Zoran Music. Estreme figure

Zoran Music. Estreme figure
Palazzo Franchetti – Venice
from 3 December 2009 to 7 March 2010.

Zoran Music
Venice pays homage to Zoran Music (Gorizia 1909 – Venice 2005) with a major, highly refined exhibition commemorating the centenary of the artist’s birth.

An artist of international standing, viewed as one of the key figures of the twentieth century, Zoran Music hailed from Dalmatia, becoming Venetian by adoption. As a place of fusion between east and west, the city on the lagoon proved to be a source of inspiration and constant point of reference for the artist throughout his career.

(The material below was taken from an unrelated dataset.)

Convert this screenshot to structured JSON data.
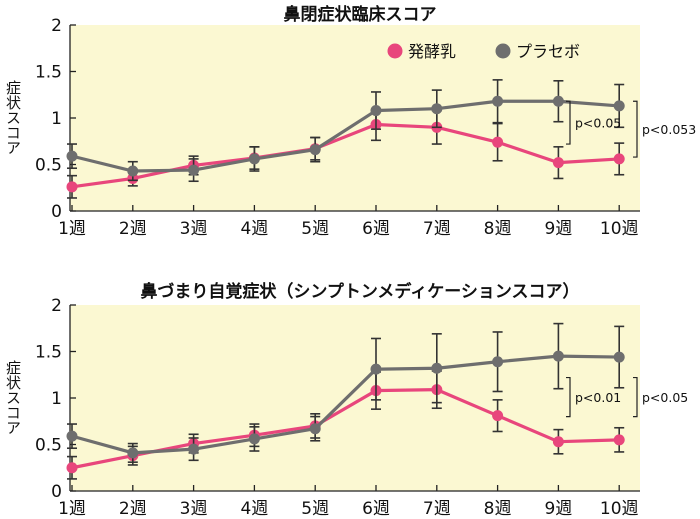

Hosted by Istituto Veneto di Scienze, Lettere ed Arti, Regione del Veneto and Arthemisia Group, the exhibition “Zoran Music. Estreme figure”, will be held in Palazzo Franchetti from 3 December 2009 to 7 March 2010.

Curated by Giovanna Dal Bon, the show features more than eighty significant works, some of which are exceptionally being exhibited for the first time. It offers a precious opportunity to explore the artist’s atmospheric world and the memories he reprocessed above all in Venice.

The artist
A Mitteleuropean wayfarer, who – in the words of the curator – remained forever heimatlos, Zoran Music was born in Gorizia, which at that time was part of the Austro-Hungarian Empire, a crossroads of races, cultures and languages. He spent his childhood in Dalmatia, then as a refugee in Styria and Carinthia. This was followed by Art School in Zagreb, a stay in Prague where he gathered impressions of Klimt and Schiele and the French Impressionists, a long period in Spain discovering Goya, then exhibitions in post-imperial Trieste, where he met his future wife, the painter Ida Cadorin. Then came the move to Venice. After his horrific deportation to Dachau he returned to Venice in 1946, where he lived, alternated with periods in Paris as of 1951, up to his death in May 2005.

The exhibition
The exhibition explores above all the last thirty years of Music’s career, when he took his stark style figuration to extremes. With an oeuvre spanning almost the whole of the last century, Music’s austere, minimal style is indicative of a process of paring things down to their essence.
This can be seen first and foremost in the corpses of Dachau in the cycle Non siamo gli ultimi (We Are Not the Last). After a latency of three decades, in the 1970s Music stated, “I had to go back to Dachau”, alluding to the obsessive resurfacing of those images. Captured in drawings done in secret during his imprisonment, many of which got blown away by the wind on the lorry ride back from Dachau to Venice, he translated those indelible images of his memory into paintings stripped of emphasis, with a harsh, simple purity.
The Figure grigie (Grey Figures) of the 1990s and his final self portraits are also very intense: figures that resist the forces pulling them apart. His wife Ida – his companion in a life devoted to painting – was also a constant source of inspiration: he painted her again and again, alone or in the Doppio ritratto (Double Portrait), where he is depicted painting her, conscious of being in the presence of the unfathomable mysteries of the female identity.
Then there are his stunning images of Venice: interior, highly intimate visions of the city which include works that have never been shown in public before. Venice was the place where Music felt free, where he lived in almost monastic simplicity and spent every day painting in his studio, an attic in Palazzo Balbi Valier in the San Vio district. In his later years Venice appears enveloped in a cloud of ink, or lit by the orange glow of oil pastel, as in the atmospheric visions of Punta della Dogana, Canale della Giudecca, Molino Stucky, and Piazza San Marco.

This thought-provoking exhibition reveals the captivating atmospheres that Music created in his works: vibrations of light, dissolving contours or intense meshes of lines that scratch the surface. Music forged “…figures that inhabit the confines of a painterly/existential territory, at the outer limit of space”, as Giovanna Dal Bon asserts, “Detached from figuration, removed from any function of “resemblance”, they reveal something beyond what is portrayable, forging new relationships within the figure; in this, perhaps, they are extreme”.